À ce point de ma réflexion, il me semble donc que nous aurions pu nous passer de cette réintégration, qui ne s'explique que par des raisons politiques liées à une volonté de « normalisation occidentale ». Il s'agit cependant d'une décision à double tranchant compte tenu des tensions énormes qui vont se développer dans un monde multipolaire.
La question est désormais de savoir ce que fera la France après avoir réintégré le commandement intégré de l'OTAN. En effet, le signal lancé ne métamorphosera pas la politique américaine, même sous la présidence de M. Obama – et cela d'autant moins que l'opération a été décidée sous la mandature du président Bush, alors qu'on ignorait même qui lui succéderait. Les responsables français devront donc préciser la position de la France quant au rôle de l'OTAN, à son éventuel élargissement, à ses zones d'intervention et à sa stratégie. Quelle est la position de la France sur la Géorgie, sur l'Ukraine, sur la Russie ou sur le bouclier antimissile ? Est-il logique que la France soit présente en Afghanistan au nom de l'OTAN, indépendamment même de la confusion qui entoure l'opération afghane ?
Les responsables actuels de notre pays font un énorme pari, dont on leur demandera tôt ou tard des comptes, et pas seulement dans l'opposition, car une grande partie de la majorité leur objectera que le retour dans le commandement intégré de l'OTAN risque de faire de la France, comme c'est le cas pour les autres pays, une courroie de transmission.
Cette attente déçue ou frustrée amènera peut être la France à reposer de l'intérieur la question du pilier européen de l'Alliance. Cette notion ne recouvre pas, comme certains l'avaient rêvé voici quelques années, des activités de défense que les Européens auraient menés en dehors de l'Alliance. Il s'agirait plus audacieusement pour ces États, de se donner la capacité de réfléchir et de s'organiser entre eux au sein d'un « caucus » européen, mais le Pentagone a toujours été précisément très hostile à une telle novation. De fait, le Pentagone a toujours voulu que l'OTAN ne soit qu'une courroie de transmission et s'est opposé à tout début de concertation entre Européens. Michel Barnier m'a raconté à ce propos que Mme Condoleezza Rice lui a un jour expliqué crûment que l'OTAN était l'instrument de l'influence des États-Unis en Europe et il n'était pas question de changer cet état de choses.
Les responsables français devront donc affronter cette question et tenter d'organiser, dans des conditions difficiles, une expression européenne dans l'Alliance, ce fameux « pilier » européen qui n'a jamais existé malgré le discours de Kennedy. Je ne vois pas l'amorce de cette attitude dans la présentation qui a été faite jusqu'à présent du retour de la France dans l'OTAN. Cette réintégration n'a pas été décidée pour cette raison ni préparée – ou même négociée – dans cet esprit. L'obtention de deux ou trois postes pour des Français ne suffit pas à le justifier.

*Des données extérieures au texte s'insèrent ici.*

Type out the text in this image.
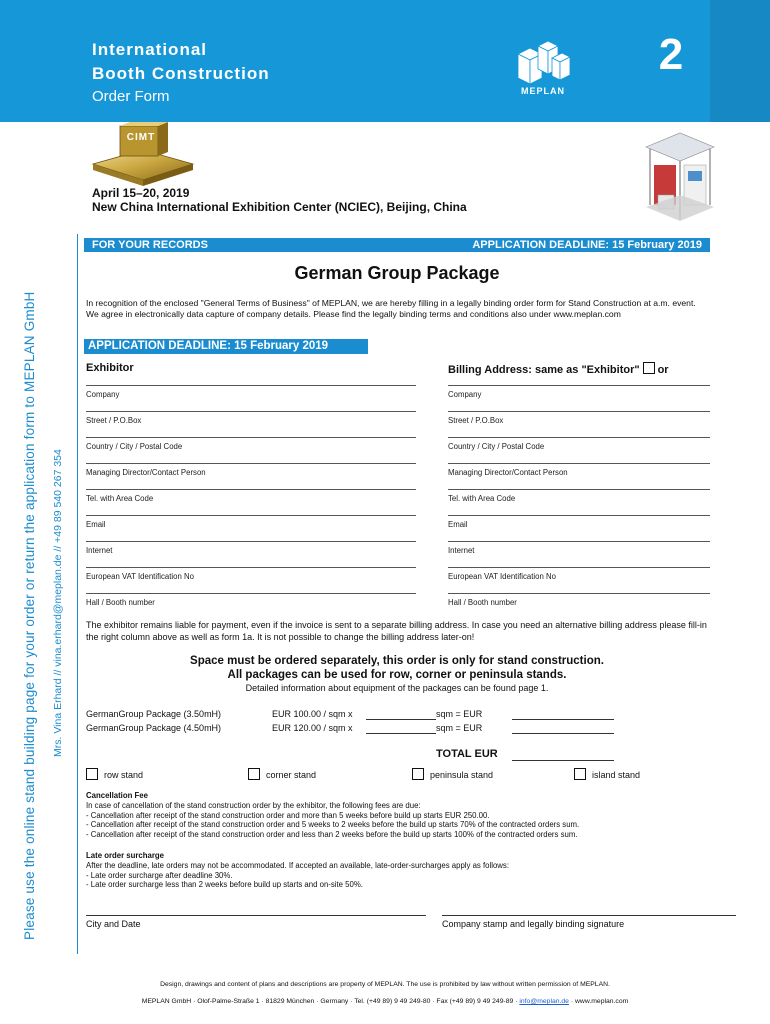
International
Booth Construction
Order Form	MEPLAN
2
CIMT
April 15–20, 2019
New China International Exhibition Center (NCIEC), Beijing, China
Please use the online stand building page for your order or return the application form to MEPLAN GmbH Mrs. Vina Erhard // vina.erhard@meplan.de // +49 89 540 267 354
FOR YOUR RECORDS	APPLICATION DEADLINE: 15 February 2019
German Group Package
In recognition of the enclosed "General Terms of Business" of MEPLAN, we are hereby filling in a legally binding order form for Stand Construction at a.m. event. We agree in electronically data capture of company details. Please find the legally binding terms and conditions also under www.meplan.com
APPLICATION DEADLINE: 15 February 2019
Exhibitor	Billing Address: same as "Exhibitor" or
Company
Street / P.O.Box
Country / City / Postal Code
Managing Director/Contact Person
Tel. with Area Code
Email
Internet
European VAT Identification No
Hall / Booth number
Company
Street / P.O.Box
Country / City / Postal Code
Managing Director/Contact Person
Tel. with Area Code
Email
Internet
European VAT Identification No
Hall / Booth number
The exhibitor remains liable for payment, even if the invoice is sent to a separate billing address. In case you need an alternative billing address please fill-in the right column above as well as form 1a. It is not possible to change the billing address later-on!
Space must be ordered separately, this order is only for stand construction.
All packages can be used for row, corner or peninsula stands.
Detailed information about equipment of the packages can be found page 1.
GermanGroup Package (3.50mH)	EUR 100.00 / sqm x	sqm = EUR
GermanGroup Package (4.50mH)	EUR 120.00 / sqm x	sqm = EUR
TOTAL EUR
row stand	corner stand	peninsula stand	island stand
Cancellation Fee
In case of cancellation of the stand construction order by the exhibitor, the following fees are due:
- Cancellation after receipt of the stand construction order and more than 5 weeks before build up starts EUR 250.00.
- Cancellation after receipt of the stand construction order and 5 weeks to 2 weeks before the build up starts 70% of the contracted orders sum.
- Cancellation after receipt of the stand construction order and less than 2 weeks before the build up starts 100% of the contracted orders sum.
Late order surcharge
After the deadline, late orders may not be accommodated. If accepted an available, late-order-surcharges apply as follows:
- Late order surcharge after deadline 30%.
- Late order surcharge less than 2 weeks before build up starts and on-site 50%.
City and Date	Company stamp and legally binding signature
Design, drawings and content of plans and descriptions are property of MEPLAN. The use is prohibited by law without written permission of MEPLAN.
MEPLAN GmbH · Olof-Palme-Straße 1 · 81829 München · Germany · Tel. (+49 89) 9 49 249-80 · Fax (+49 89) 9 49 249-89 · info@meplan.de · www.meplan.com
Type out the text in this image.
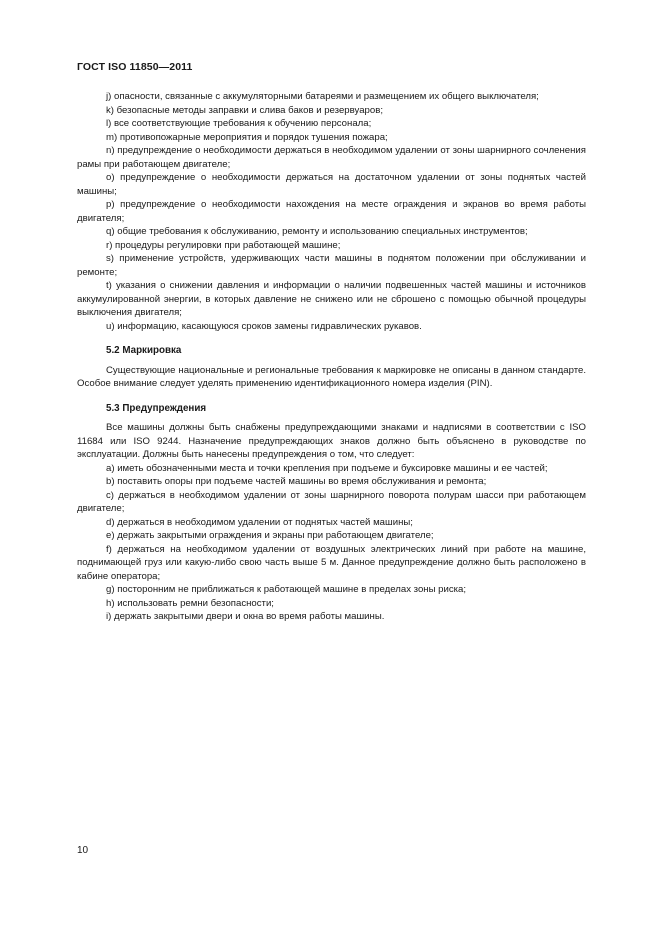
ГОСТ ISO 11850—2011

j) опасности, связанные с аккумуляторными батареями и размещением их общего выключателя;

k) безопасные методы заправки и слива баков и резервуаров;

l) все соответствующие требования к обучению персонала;

m) противопожарные мероприятия и порядок тушения пожара;

n) предупреждение о необходимости держаться в необходимом удалении от зоны шарнирного сочленения рамы при работающем двигателе;

о) предупреждение о необходимости держаться на достаточном удалении от зоны поднятых частей машины;

p) предупреждение о необходимости нахождения на месте ограждения и экранов во время работы двигателя;

q) общие требования к обслуживанию, ремонту и использованию специальных инструментов;

r) процедуры регулировки при работающей машине;

s) применение устройств, удерживающих части машины в поднятом положении при обслуживании и ремонте;

t) указания о снижении давления и информации о наличии подвешенных частей машины и источников аккумулированной энергии, в которых давление не снижено или не сброшено с помощью обычной процедуры выключения двигателя;

u) информацию, касающуюся сроков замены гидравлических рукавов.

5.2 Маркировка

Существующие национальные и региональные требования к маркировке не описаны в данном стандарте. Особое внимание следует уделять применению идентификационного номера изделия (PIN).

5.3 Предупреждения

Все машины должны быть снабжены предупреждающими знаками и надписями в соответствии с ISO 11684 или ISO 9244. Назначение предупреждающих знаков должно быть объяснено в руководстве по эксплуатации. Должны быть нанесены предупреждения о том, что следует:

a) иметь обозначенными места и точки крепления при подъеме и буксировке машины и ее частей;

b) поставить опоры при подъеме частей машины во время обслуживания и ремонта;

c) держаться в необходимом удалении от зоны шарнирного поворота полурам шасси при работающем двигателе;

d) держаться в необходимом удалении от поднятых частей машины;

e) держать закрытыми ограждения и экраны при работающем двигателе;

f) держаться на необходимом удалении от воздушных электрических линий при работе на машине, поднимающей груз или какую-либо свою часть выше 5 м. Данное предупреждение должно быть расположено в кабине оператора;

g) посторонним не приближаться к работающей машине в пределах зоны риска;

h) использовать ремни безопасности;

i) держать закрытыми двери и окна во время работы машины.

10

Votre argumentation a notamment évoqué les facilités données aux industriels par l'intégration et l'aspect symbolique du retour de la France, ainsi que les perspectives exprimées, selon les mots du Président, par la formule : « plus d'OTAN pour plus de défense européenne », tout en vous demandant comment cela pourra se faire.
Vous n'avez, en revanche, jamais évoqué la perte de souveraineté que redoutent certains parlementaires ou certains Français. Il m'a semblé, à vous entendre, que, si vous voyez peu d'avantages au retour de la France dans le commandement intégré de l'OTAN, vous n'y voyez pas non plus beaucoup d'inconvénients.

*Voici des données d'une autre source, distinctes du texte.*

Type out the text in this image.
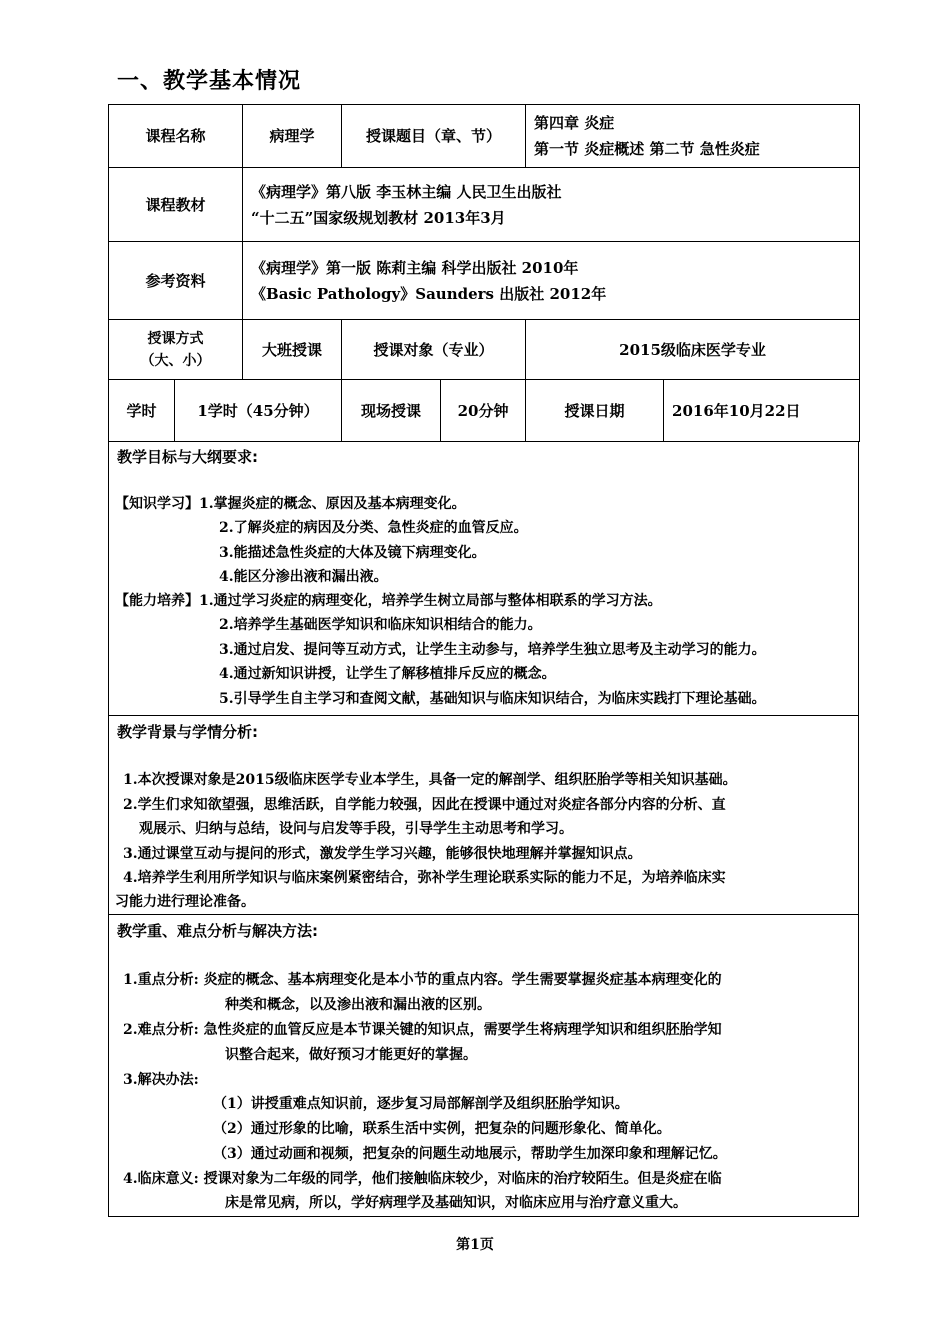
一、教学基本情况
课程名称		病理学	授课题目（章、节）		第四章 炎症
第一节 炎症概述 第二节 急性炎症	

课程教材		《病理学》第八版 李玉林主编 人民卫生出版社
“十二五”国家级规划教材 2013年3月				

参考资料		《病理学》第一版 陈莉主编 科学出版社 2010年
《Basic Pathology》Saunders 出版社 2012年				

授课方式
（大、小）		大班授课	授课对象（专业）		2015级临床医学专业	
学时	1学时（45分钟）		现场授课	20分钟	授课日期	2016年10月22日
教学目标与大纲要求:
【知识学习】1.掌握炎症的概念、原因及基本病理变化。
2.了解炎症的病因及分类、急性炎症的血管反应。
3.能描述急性炎症的大体及镜下病理变化。
4.能区分渗出液和漏出液。
【能力培养】1.通过学习炎症的病理变化，培养学生树立局部与整体相联系的学习方法。
2.培养学生基础医学知识和临床知识相结合的能力。
3.通过启发、提问等互动方式，让学生主动参与，培养学生独立思考及主动学习的能力。
4.通过新知识讲授，让学生了解移植排斥反应的概念。
5.引导学生自主学习和查阅文献，基础知识与临床知识结合，为临床实践打下理论基础。
教学背景与学情分析:
1.本次授课对象是2015级临床医学专业本学生，具备一定的解剖学、组织胚胎学等相关知识基础。
2.学生们求知欲望强，思维活跃，自学能力较强，因此在授课中通过对炎症各部分内容的分析、直
观展示、归纳与总结，设问与启发等手段，引导学生主动思考和学习。
3.通过课堂互动与提问的形式，激发学生学习兴趣，能够很快地理解并掌握知识点。
4.培养学生利用所学知识与临床案例紧密结合，弥补学生理论联系实际的能力不足，为培养临床实
习能力进行理论准备。
教学重、难点分析与解决方法:
1.重点分析: 炎症的概念、基本病理变化是本小节的重点内容。学生需要掌握炎症基本病理变化的
种类和概念，以及渗出液和漏出液的区别。
2.难点分析: 急性炎症的血管反应是本节课关键的知识点，需要学生将病理学知识和组织胚胎学知
识整合起来，做好预习才能更好的掌握。
3.解决办法:
（1）讲授重难点知识前，逐步复习局部解剖学及组织胚胎学知识。
（2）通过形象的比喻，联系生活中实例，把复杂的问题形象化、简单化。
（3）通过动画和视频，把复杂的问题生动地展示，帮助学生加深印象和理解记忆。
4.临床意义: 授课对象为二年级的同学，他们接触临床较少，对临床的治疗较陌生。但是炎症在临
床是常见病，所以，学好病理学及基础知识，对临床应用与治疗意义重大。
第1页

Vous avez indiqué, et je ne suis pas loin de souscrire à votre analyse, que les pays appelant de leurs voeux une défense européenne sont peu nombreux, et que la France joue souvent en la matière un rôle de leader. Les plus rétifs sont les nouveaux arrivants – ce qui est bien compréhensible car, durant le demi-siècle que les anciennes républiques du bloc de l'Est ont passé sous la chape de plomb du marxisme, la seule image de la liberté dont ils disposaient était celle du cow-boy fumant une cigarette Marlboro, avec pour fond sonore la vérité martelée par Radio Free Europe. On comprend bien que, pour ces pays, si l'économie relève de l'Europe, la défense dépend de l'OTAN.

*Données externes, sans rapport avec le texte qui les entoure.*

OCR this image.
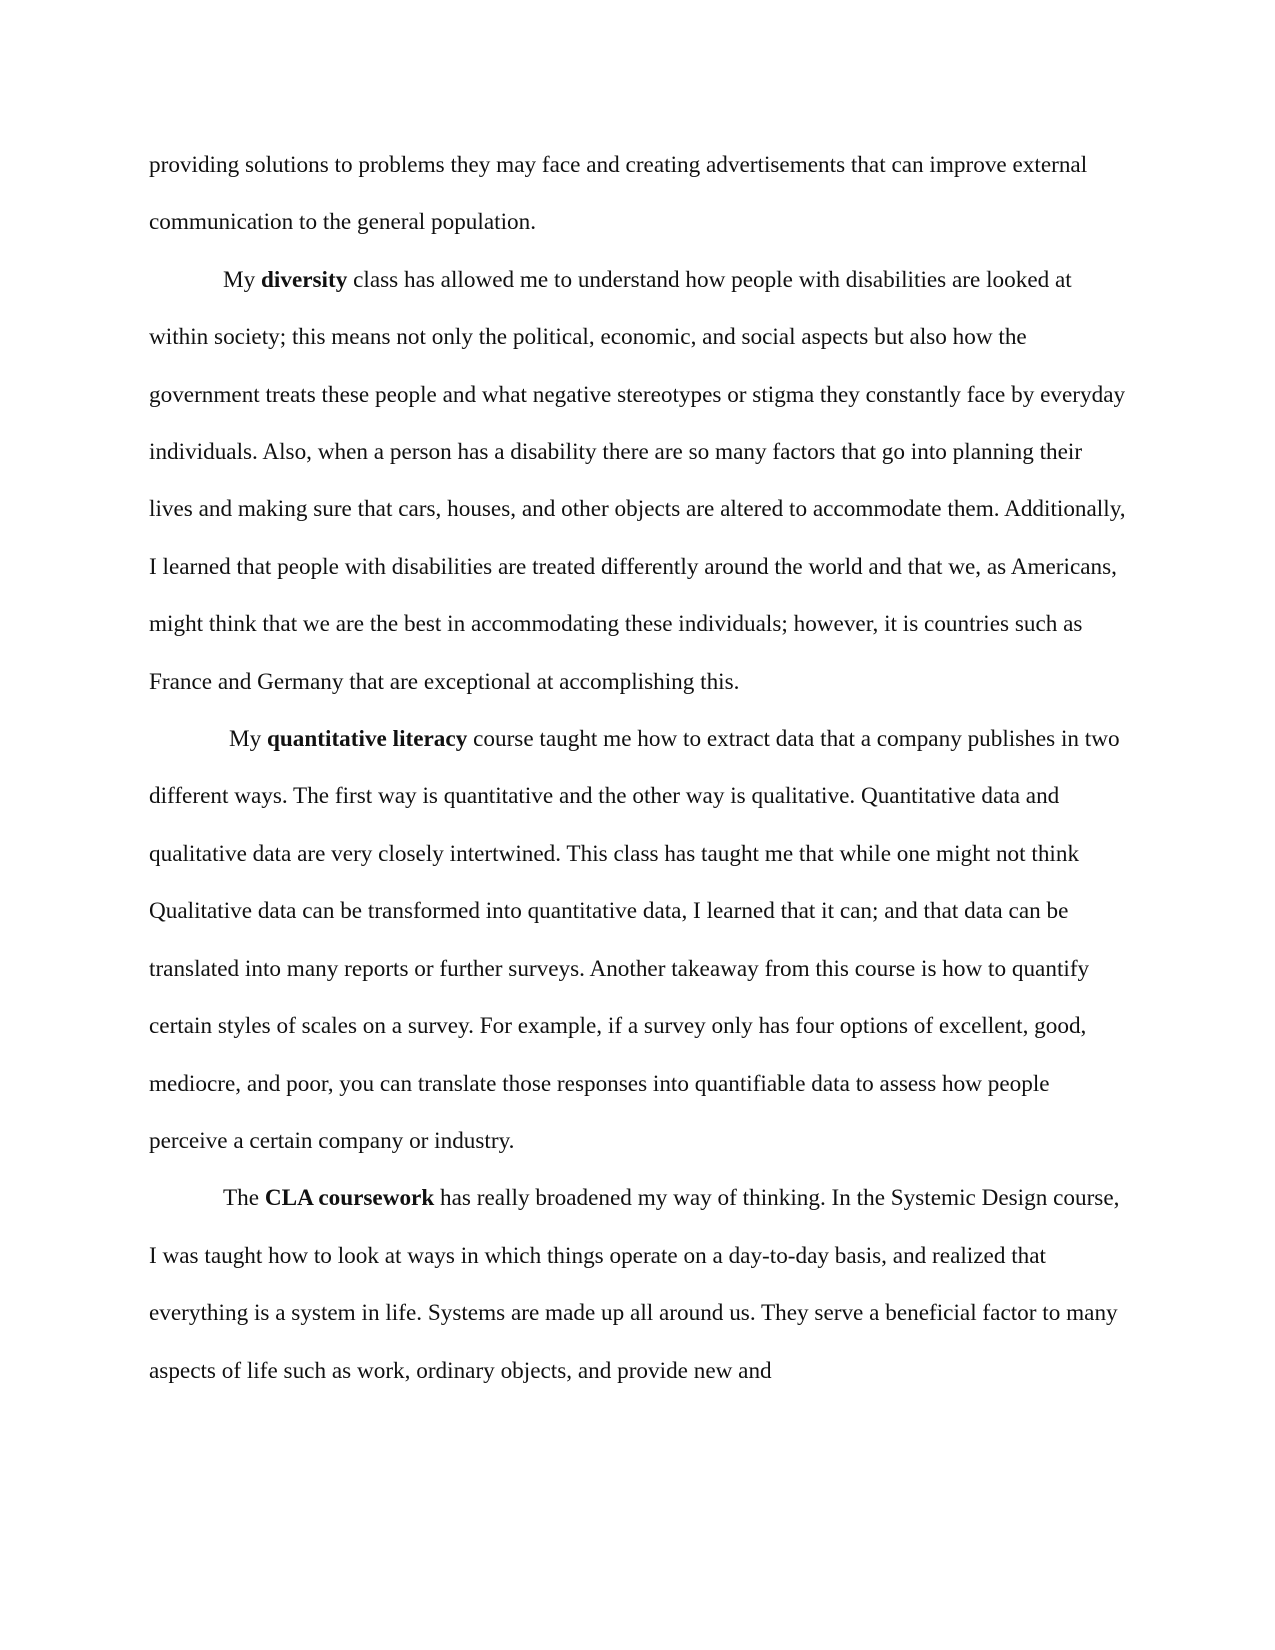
providing solutions to problems they may face and creating advertisements that can improve external communication to the general population.

My diversity class has allowed me to understand how people with disabilities are looked at within society; this means not only the political, economic, and social aspects but also how the government treats these people and what negative stereotypes or stigma they constantly face by everyday individuals. Also, when a person has a disability there are so many factors that go into planning their lives and making sure that cars, houses, and other objects are altered to accommodate them. Additionally, I learned that people with disabilities are treated differently around the world and that we, as Americans, might think that we are the best in accommodating these individuals; however, it is countries such as France and Germany that are exceptional at accomplishing this.

My quantitative literacy course taught me how to extract data that a company publishes in two different ways. The first way is quantitative and the other way is qualitative. Quantitative data and qualitative data are very closely intertwined. This class has taught me that while one might not think Qualitative data can be transformed into quantitative data, I learned that it can; and that data can be translated into many reports or further surveys. Another takeaway from this course is how to quantify certain styles of scales on a survey. For example, if a survey only has four options of excellent, good, mediocre, and poor, you can translate those responses into quantifiable data to assess how people perceive a certain company or industry.

The CLA coursework has really broadened my way of thinking. In the Systemic Design course, I was taught how to look at ways in which things operate on a day-to-day basis, and realized that everything is a system in life. Systems are made up all around us. They serve a beneficial factor to many aspects of life such as work, ordinary objects, and provide new and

Face à ces États qui craignent que la France ne veuille se singulariser par des attitudes cocardières en les entraînant dans une défense européenne conçue contre l'OTAN, le Président de la République a voulu montrer qu'il n'y avait pas d'antagonisme entre les deux : les Américains savent qu'ils n'ont pas d'alliés plus fidèles que les Européens et nous savons quant à nous qu'en cas de vrai coup dur, nous n'aurons pas d'allié plus sûr que les États-Unis.
Vous avez posé la question, qui me tient à coeur depuis longtemps, de savoir quelle est la mission de l'OTAN. Il s'agit bien, en effet, de la redéfinition d'un pacte jadis créé face à un autre pacte. Selon vous, monsieur le ministre, est-ce de l'extérieur ou de l'intérieur de l'OTAN que nous pourrons le mieux faire évoluer l'OTAN dans des missions nouvelles qui restent à définir ?
Je crains d'avoir été trop nuancé dans mon expression.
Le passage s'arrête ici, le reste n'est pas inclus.